Twenty years ago this August, I moved to West Hollywood.
I came for a lot of reasons, mostly because I’d lost the life I’d spent years making for myself. What I found here was life as I’d never imagined living it. Life here is still hard sometimes. They still charge rent – too much, if you ask me. There are lines at the grocery store. The traffic gets snarled and parking is a pain here, same as everywhere else. But West Hollywood offers me something I didn’t come looking for because I didn’t know it was on offer.
In West Hollywood, I’m nothing special.
Oh, I’m still my special unique self. As you might expect from our storied geography, special is the norm here. There’s tons of movie and TV stars, singers, musicians, directors, writers, poets, rappers. You name it, we’re all right here. I love living in the midst of dreams and creativity. Hollywood’s on one side, Beverly Hills is to the west. My next door neighbor is Johnny Depp. The Vanity Fair Oscar party takes place across the street. When the helicopters were over Paris Hilton’s house, they were over mine.
But more than any of that, you can’t sling a dead cat in this town without hitting gay. I don’t know if gay people are even the majority in West Hollywood, but there are so many of us here, it’s impossible to stand out just for being gay. I didn’t get to grow up in a gay home. I didn’t go to a gay school. God knows, there’s no gay church. There was no place where I ever felt like I really belonged.
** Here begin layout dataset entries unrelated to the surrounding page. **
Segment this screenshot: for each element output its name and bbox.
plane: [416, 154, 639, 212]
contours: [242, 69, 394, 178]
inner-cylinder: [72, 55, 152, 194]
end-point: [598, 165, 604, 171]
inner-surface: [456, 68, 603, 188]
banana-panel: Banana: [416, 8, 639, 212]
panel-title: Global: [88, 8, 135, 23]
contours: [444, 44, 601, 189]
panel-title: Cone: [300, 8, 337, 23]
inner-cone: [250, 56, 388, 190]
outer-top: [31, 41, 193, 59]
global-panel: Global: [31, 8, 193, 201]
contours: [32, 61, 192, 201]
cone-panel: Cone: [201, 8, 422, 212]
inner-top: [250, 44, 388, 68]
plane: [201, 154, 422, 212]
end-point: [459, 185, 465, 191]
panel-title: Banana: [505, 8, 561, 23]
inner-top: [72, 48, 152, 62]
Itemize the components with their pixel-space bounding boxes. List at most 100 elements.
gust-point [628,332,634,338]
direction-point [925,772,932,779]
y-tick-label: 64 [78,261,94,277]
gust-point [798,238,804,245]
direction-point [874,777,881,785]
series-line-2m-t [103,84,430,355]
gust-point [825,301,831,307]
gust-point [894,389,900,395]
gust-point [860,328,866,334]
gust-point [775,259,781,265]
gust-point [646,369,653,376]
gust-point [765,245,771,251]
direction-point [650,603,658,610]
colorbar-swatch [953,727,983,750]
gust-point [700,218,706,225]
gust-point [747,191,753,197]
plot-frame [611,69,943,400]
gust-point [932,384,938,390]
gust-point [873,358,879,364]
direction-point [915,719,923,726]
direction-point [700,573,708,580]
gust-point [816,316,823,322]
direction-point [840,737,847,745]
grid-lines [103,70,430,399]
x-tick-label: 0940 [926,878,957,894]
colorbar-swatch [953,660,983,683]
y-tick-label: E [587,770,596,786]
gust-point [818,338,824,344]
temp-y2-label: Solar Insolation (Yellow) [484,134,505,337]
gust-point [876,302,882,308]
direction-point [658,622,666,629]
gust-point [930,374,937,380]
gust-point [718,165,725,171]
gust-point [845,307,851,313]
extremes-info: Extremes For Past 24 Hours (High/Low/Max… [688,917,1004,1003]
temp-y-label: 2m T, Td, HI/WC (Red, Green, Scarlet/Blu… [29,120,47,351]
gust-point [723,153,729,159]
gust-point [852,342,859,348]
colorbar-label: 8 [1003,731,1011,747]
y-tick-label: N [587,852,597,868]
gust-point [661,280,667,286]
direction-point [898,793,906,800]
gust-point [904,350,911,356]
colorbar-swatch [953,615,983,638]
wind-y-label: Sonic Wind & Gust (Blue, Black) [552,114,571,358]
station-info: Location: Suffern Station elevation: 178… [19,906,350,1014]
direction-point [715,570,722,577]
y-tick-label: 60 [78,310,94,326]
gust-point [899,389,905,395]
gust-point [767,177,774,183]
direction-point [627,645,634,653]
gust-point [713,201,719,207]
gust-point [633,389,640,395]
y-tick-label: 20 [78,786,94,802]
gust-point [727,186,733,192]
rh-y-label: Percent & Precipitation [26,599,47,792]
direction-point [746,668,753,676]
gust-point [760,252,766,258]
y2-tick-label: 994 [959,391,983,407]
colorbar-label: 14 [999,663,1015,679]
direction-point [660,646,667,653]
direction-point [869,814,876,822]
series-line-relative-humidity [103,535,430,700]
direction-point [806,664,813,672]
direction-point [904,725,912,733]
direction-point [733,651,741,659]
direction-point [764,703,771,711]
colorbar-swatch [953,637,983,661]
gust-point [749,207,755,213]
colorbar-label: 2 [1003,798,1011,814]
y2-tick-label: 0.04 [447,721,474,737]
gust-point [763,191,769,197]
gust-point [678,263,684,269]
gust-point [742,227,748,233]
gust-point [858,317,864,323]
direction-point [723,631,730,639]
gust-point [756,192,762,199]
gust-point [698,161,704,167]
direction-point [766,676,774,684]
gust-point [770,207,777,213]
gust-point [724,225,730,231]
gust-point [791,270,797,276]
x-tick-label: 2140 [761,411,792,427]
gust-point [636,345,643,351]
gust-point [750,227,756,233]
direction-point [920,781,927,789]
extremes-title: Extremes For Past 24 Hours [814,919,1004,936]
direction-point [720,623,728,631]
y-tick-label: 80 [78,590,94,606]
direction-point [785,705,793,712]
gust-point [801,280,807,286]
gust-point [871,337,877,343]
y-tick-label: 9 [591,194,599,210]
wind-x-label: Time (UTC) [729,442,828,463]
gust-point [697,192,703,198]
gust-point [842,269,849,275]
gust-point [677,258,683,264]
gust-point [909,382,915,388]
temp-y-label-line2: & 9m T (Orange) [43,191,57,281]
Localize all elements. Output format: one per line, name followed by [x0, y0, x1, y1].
And, as you may have noticed, there’s been considerable effort over the years to make gay people feel even less welcome pretty much everywhere.
Here, not so.
Here I get to shine for being who I am. Being gay isn’t really an important or interesting fact about me in West Hollywood. It’s like being a southerner in Atlanta – still charming but just not that remarkable. I love it.
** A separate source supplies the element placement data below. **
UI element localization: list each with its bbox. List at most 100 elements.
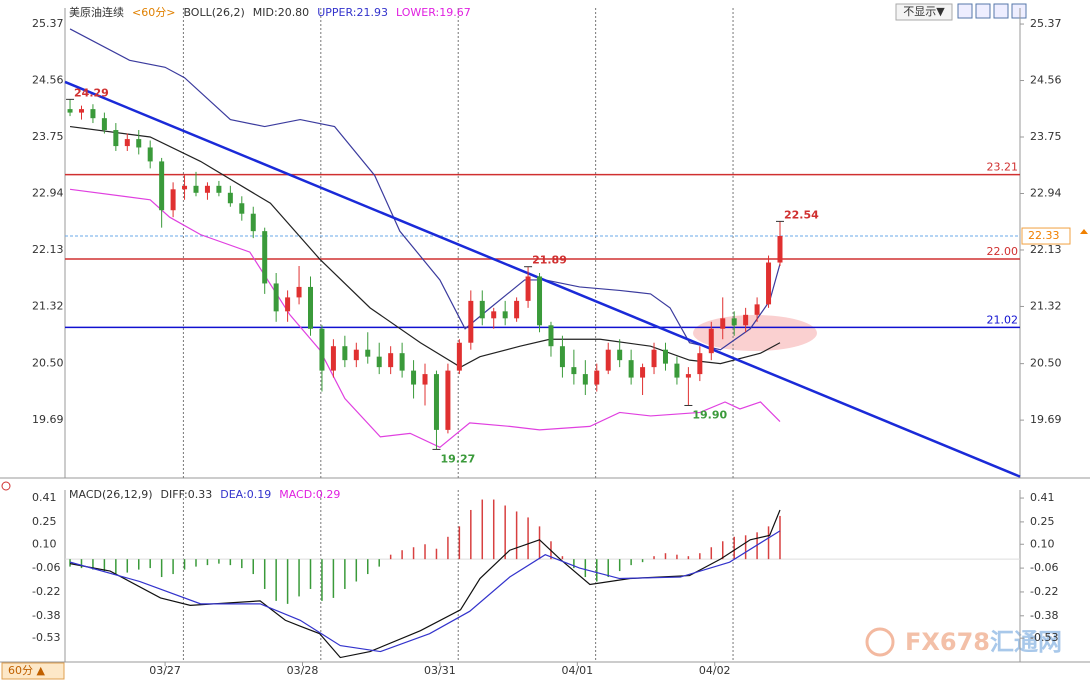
candle-body — [502, 311, 508, 319]
candle-body — [308, 286, 314, 329]
period-switch[interactable] — [1, 662, 65, 680]
indicator-label: MACD(26,12,9) — [69, 488, 153, 501]
candle-body — [227, 192, 233, 204]
candle-body — [285, 297, 291, 312]
period-switch-label[interactable]: 60分 ▲ — [8, 664, 45, 677]
y-tick-label: -0.06 — [1030, 561, 1058, 574]
candle-body — [159, 161, 165, 211]
candle-body — [147, 147, 153, 162]
y-tick-label: 19.69 — [32, 413, 64, 426]
candle-body — [296, 286, 302, 298]
candle-body — [754, 304, 760, 315]
candle-body — [342, 346, 348, 361]
y-tick-label: -0.38 — [32, 609, 60, 622]
y-tick-label: 21.32 — [1030, 299, 1062, 312]
extreme-label: 19.90 — [692, 408, 727, 421]
indicator-label: MACD:0.29 — [279, 488, 340, 501]
indicator-label: LOWER:19.67 — [396, 6, 471, 19]
tool-icon[interactable] — [975, 3, 991, 19]
indicator-label: 美原油连续 — [69, 5, 124, 19]
candle-body — [422, 374, 428, 385]
y-tick-label: 0.41 — [1030, 491, 1055, 504]
level-label: 23.21 — [987, 161, 1019, 174]
indicator-label: BOLL(26,2) — [183, 6, 244, 19]
candle-body — [262, 231, 268, 284]
watermark-logo — [865, 627, 895, 657]
y-tick-label: 0.25 — [32, 515, 57, 528]
candle-body — [411, 370, 417, 385]
candle-body — [766, 262, 772, 305]
candle-body — [525, 276, 531, 301]
candle-body — [250, 213, 256, 232]
y-tick-label: 0.25 — [1030, 515, 1055, 528]
indicator-label: MID:20.80 — [253, 6, 309, 19]
tool-icon[interactable] — [993, 3, 1009, 19]
extreme-label: 24.29 — [74, 86, 109, 99]
candle-body — [239, 203, 245, 214]
candle-body — [90, 109, 96, 119]
y-tick-label: -0.22 — [32, 585, 60, 598]
y-tick-label: 0.10 — [32, 537, 57, 550]
y-tick-label: 22.94 — [1030, 186, 1062, 199]
tool-icon[interactable] — [957, 3, 973, 19]
candle-body — [537, 276, 543, 326]
y-tick-label: 0.10 — [1030, 537, 1055, 550]
candle-body — [548, 325, 554, 347]
y-tick-label: 22.94 — [32, 186, 64, 199]
indicator-label: DEA:0.19 — [220, 488, 271, 501]
candle-body — [365, 349, 371, 357]
y-tick-label: 23.75 — [1030, 130, 1062, 143]
candle-body — [193, 185, 199, 193]
level-label: 22.00 — [987, 245, 1019, 258]
y-tick-label: -0.06 — [32, 561, 60, 574]
y-tick-label: 24.56 — [32, 74, 64, 87]
candle-body — [101, 118, 107, 131]
y-tick-label: 19.69 — [1030, 413, 1062, 426]
price-label: 22.33 — [1028, 229, 1060, 242]
candle-body — [651, 349, 657, 368]
trend-line — [64, 80, 1021, 478]
candle-body — [388, 353, 394, 368]
y-tick-label: 22.13 — [1030, 243, 1062, 256]
candle-body — [571, 367, 577, 375]
indicator-label: <60分> — [132, 6, 175, 19]
y-tick-label: -0.53 — [1030, 631, 1058, 644]
candle-body — [330, 346, 336, 371]
candle-body — [697, 353, 703, 375]
candle-body — [594, 370, 600, 385]
settings-icon[interactable] — [1, 481, 11, 491]
macd-line — [69, 509, 781, 659]
candle-body — [731, 318, 737, 326]
hide-button[interactable] — [895, 3, 953, 21]
candle-body — [582, 374, 588, 385]
toolbar: 不显示▼ — [895, 3, 1027, 21]
candle-body — [514, 300, 520, 319]
candle-body — [319, 328, 325, 371]
candle-body — [605, 349, 611, 371]
extreme-label: 21.89 — [532, 254, 567, 267]
candle-body — [376, 356, 382, 368]
tool-icon[interactable] — [1011, 3, 1027, 19]
indicator-label: UPPER:21.93 — [317, 6, 388, 19]
y-tick-label: -0.53 — [32, 631, 60, 644]
boll-line — [69, 188, 781, 449]
candle-body — [491, 311, 497, 319]
y-tick-label: 21.32 — [32, 299, 64, 312]
x-tick-label: 04/01 — [561, 664, 593, 677]
y-tick-label: 25.37 — [32, 17, 64, 30]
extreme-label: 19.27 — [440, 452, 475, 465]
watermark: 汇通网 — [990, 628, 1062, 656]
level-label: 21.02 — [987, 313, 1019, 326]
candle-body — [216, 185, 222, 193]
y-tick-label: 24.56 — [1030, 74, 1062, 87]
price-box — [1021, 227, 1071, 245]
candle-body — [662, 349, 668, 364]
y-tick-label: 0.41 — [32, 491, 57, 504]
y-tick-label: 23.75 — [32, 130, 64, 143]
hide-button-label[interactable]: 不显示▼ — [903, 5, 945, 18]
candle-body — [708, 328, 714, 354]
x-tick-label: 03/31 — [424, 664, 456, 677]
watermark: FX678 — [905, 628, 990, 656]
candle-body — [479, 300, 485, 319]
extreme-label: 22.54 — [784, 208, 819, 221]
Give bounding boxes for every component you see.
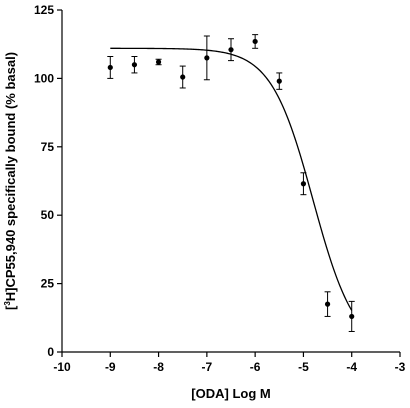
data-point xyxy=(349,313,355,320)
y-axis-title: [3H]CP55,940 specifically bound (% basal… xyxy=(3,52,18,310)
data-point xyxy=(300,181,307,187)
x-tick-label: -9 xyxy=(105,360,116,374)
ticks: -10 -9 -8 -7 -6 -5 -4 -3 0 25 50 75 100 125 xyxy=(34,3,406,374)
x-tick-label: -7 xyxy=(202,360,213,374)
x-tick-label: -6 xyxy=(250,360,261,374)
fit-curve xyxy=(110,47,353,311)
x-tick-label: -3 xyxy=(395,360,406,374)
data-point xyxy=(107,64,113,71)
x-tick-label: -5 xyxy=(298,360,309,374)
x-tick-label: -4 xyxy=(346,360,357,374)
y-tick-label: 125 xyxy=(34,3,54,17)
data-point xyxy=(228,47,234,53)
y-axis-title-prefix: [ xyxy=(3,305,18,310)
fit-curve-group xyxy=(110,47,353,311)
y-tick-label: 25 xyxy=(41,277,55,291)
y-tick-label: 100 xyxy=(34,71,54,85)
y-tick-label: 75 xyxy=(41,140,55,154)
data-point xyxy=(276,78,282,84)
data-point xyxy=(155,59,162,65)
y-tick-label: 0 xyxy=(47,345,54,359)
data-point xyxy=(204,55,210,61)
data-point xyxy=(180,74,186,80)
data-marks xyxy=(107,34,355,332)
x-tick-label: -8 xyxy=(153,360,164,374)
axes xyxy=(61,10,400,353)
y-axis-title-suffix: H]CP55,940 specifically bound (% basal) xyxy=(3,52,18,301)
x-axis-title: [ODA] Log M xyxy=(191,386,270,401)
data-point xyxy=(131,62,138,68)
x-tick-label: -10 xyxy=(53,360,71,374)
y-axis-title-superscript: 3 xyxy=(3,301,12,306)
data-point xyxy=(252,38,258,45)
y-tick-label: 50 xyxy=(41,208,55,222)
data-point xyxy=(324,301,331,307)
West Hollywood has changed my life. Here, I get to forget about this one relatively minor aspect of who I am that gets made such a big deal of in so many other places. In West Hollywood, I get to be me. If people take note or ignore me here, it’s for who I am or am not, for what I do or don’t do, for the choices I make. Not because of something I had no control over.
With the changes that are happening in the world today, I hope that West Hollywood will spread and that gay people will get to be not special where ever we go and live.
In tribute to this place that has come to feel like home for me in a way that I didn’t even know was possible, I’m starting a series of interrelated short stories based the city, its residents and my time here. As with the rest of this blog thing, we’ll see how it goes.
I’d thought of calling it 90069, our unintentionally obvious zip code. But I’ve settled on a different name. It’s based on my first address here. Let me know what you think of the name and the stories. It’s fiction. But, I hope, it will be an accurate portrait of this city that beckoned me home to a place I’d never been a minute before I arrived.
Welcome to: Sweetzer Court
Can’t wait to read it mon petit. Make sure us gay film geeks get in there somewhere too.
Let your hair fly today baby.
xo P
Great introduction to this line of stories. I look forward to reading all of them. I had the good fortune to live in West Hollywood a few years ago, and I can say without doubt that Los Angeles is my favorite town in the southern part of California. Their neighbors, south a county or two, not so much. I was always told West Hollywood and L.A. were too superficial, but I never saw it like I did in Orange County and San Diego County. The horror stories I could tell about these places, but I never found it so for L.A. and West Hollywood. Even a night out at the Abby was always exciting and adventurous, even when I was trying to pull a piece of gum off of Mary, Mother of God’s head. What I miss more than anything is Friday nights on Melrose Avenue at the Bodhi Tree Book Store at 8585 Melrose. That and the coffee shop on the same block at the end of that corner. And who cannot stand in awe of Hollywood Forever, where you can walk among the dry bones of the dead and famous or where you can catch a showing of Night of the Living Dead right on the side of a mausoleum during summer night movie festivals. If I keep this up I am going to make myself homesick for that magical city. Thank you, Eric, for the reminder of this wonderful place. Even though I am gone from there now, living north in San Francisco, I will always see West Hollywood and Los Angels as my home, too.
Eric, after reading this, I feel like giving you a really big hug. You are truly a romantic.
I feel the same way about my hometown, West LA. Sadly, I don’t live there right now, though I can’t wait to move back. Yep, you’re totally right: overpriced rent, it’s crowded, the traffic can be terrible but…. it’s just fabulous! Obviously, it’s not quite the same as West Hollywood, but despite the smog, the crummy buildings, whatever, it’s just… what can I say? Glamorous.
And I am starting Sweetzer Court asap. It sounds great.